Referring to Hearst’s fortune, fellow California Congressman Charles N. Felton wrote, “[N]o part of it was extorted from others, no part soiled with dishonor; [he] left a pure legacy….”
Nor was Felton unique in his opinion. Senator and Brig. Gen. Thomas J. Clunie said, “[N]o man ever accused [him] of one dishonest act. I have walked by his side on many occasions. I have seen him approached by broken-down old miners…and, with tears in his eyes, [he] would put his hand in his pocket and furnish them relief.”
Senator George Vest of Hearst’s home state of Missouri agreed: “He did not hide nor hoard the wealth acquired by self-denial and long endeavor, but gave cheerfully and liberally to deserving objects.”
Hearst was as open-handed with his counsel as he was with his purse. Fellow California Senator and life-long friend Leland Stanford wrote, “Among his colleagues…his counsel was constantly sought and his judgment relied on, for it was calm and keen.”
Apparently, Hearst could also be quite funny at times. Biographer Judith Robinson writes that he “had a quiet sense of humor and a twinkle in his eye.” According to Nevada Senator William M. Stewart, “He…had a vein of humor which amused and fascinated the learned as well as the illiterate. He was at home with men of all conditions….”
Even allowing for hyperbole, this is clearly not the man we have come to loathe on Deadwood. Hearst ranked high in the estimation of the leading men of his era, as well as the hard-rock miners—and there were some 5,000 working for him at the time of his death—who simply called him “George.”

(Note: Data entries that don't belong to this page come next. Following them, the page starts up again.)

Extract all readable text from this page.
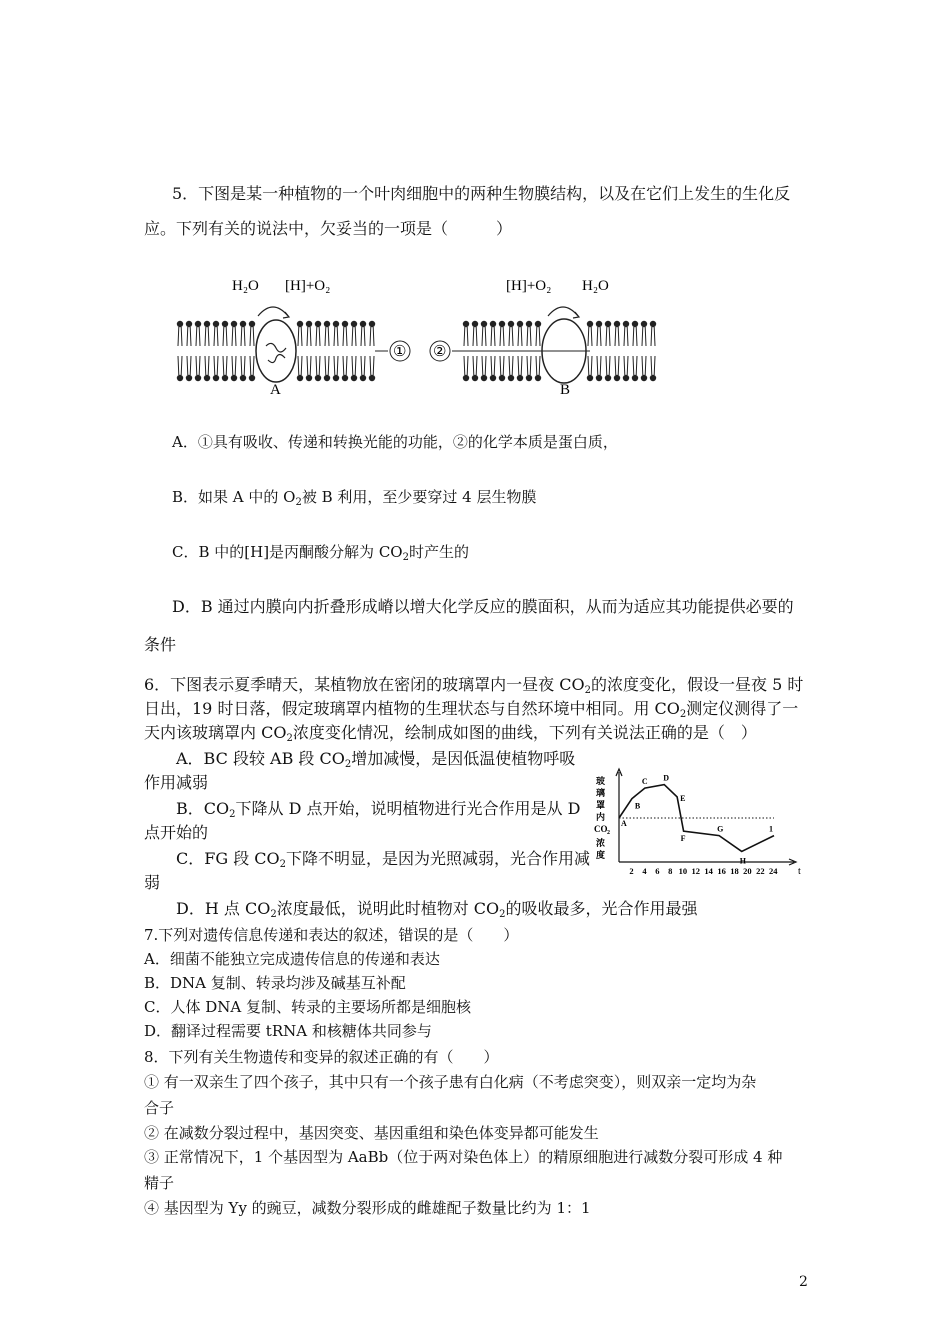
5．下图是某一种植物的一个叶肉细胞中的两种生物膜结构，以及在它们上发生的生化反
应。下列有关的说法中，欠妥当的一项是（　　　）
①
H₂O [H]+O₂
A
②
[H]+O₂ H₂O
B
A．①具有吸收、传递和转换光能的功能，②的化学本质是蛋白质，
B．如果 A 中的 $O_2$被 B 利用，至少要穿过 4 层生物膜
C．B 中的[H]是丙酮酸分解为 $CO_2$时产生的
D．B 通过内膜向内折叠形成嵴以增大化学反应的膜面积，从而为适应其功能提供必要的
条件
6．下图表示夏季晴天，某植物放在密闭的玻璃罩内一昼夜 $CO_2$的浓度变化，假设一昼夜 5 时
日出，19 时日落，假定玻璃罩内植物的生理状态与自然环境中相同。用 $CO_2$测定仪测得了一
天内该玻璃罩内 $CO_2$浓度变化情况，绘制成如图的曲线，下列有关说法正确的是（　）
A．BC 段较 AB 段 $CO_2$增加减慢，是因低温使植物呼吸
作用减弱
B．$CO_2$下降从 D 点开始，说明植物进行光合作用是从 D
点开始的
C．FG 段 $CO_2$下降不明显，是因为光照减弱，光合作用减
弱
D．H 点 $CO_2$浓度最低，说明此时植物对 $CO_2$的吸收最多，光合作用最强
玻
璃
罩
内
CO 2
浓
度
t
2 4 6 8 10 12 14 16 18 20 22 24
A
B
C D
E
F
G
H
1
7.下列对遗传信息传递和表达的叙述，错误的是（　　）
A．细菌不能独立完成遗传信息的传递和表达
B．DNA 复制、转录均涉及碱基互补配
C．人体 DNA 复制、转录的主要场所都是细胞核
D．翻译过程需要 tRNA 和核糖体共同参与
8．下列有关生物遗传和变异的叙述正确的有（　　）
① 有一双亲生了四个孩子，其中只有一个孩子患有白化病（不考虑突变），则双亲一定均为杂
合子
② 在减数分裂过程中，基因突变、基因重组和染色体变异都可能发生
③ 正常情况下，1 个基因型为 AaBb（位于两对染色体上）的精原细胞进行减数分裂可形成 4 种
精子
④ 基因型为 Yy 的豌豆，减数分裂形成的雌雄配子数量比约为 1：1
2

As the saying goes, George Hearst “never got above his raising.” At his death, a memorial present ation was given in both the Senate and the House of Representatives. It read in part, “Change in fortune made no change in the man. As a millionaire, as a senator of the United States, he remained the same simple George Hearst who mined on the Feather and Yuba in the fifties…. He had a manly, a gentle, and a loving heart.”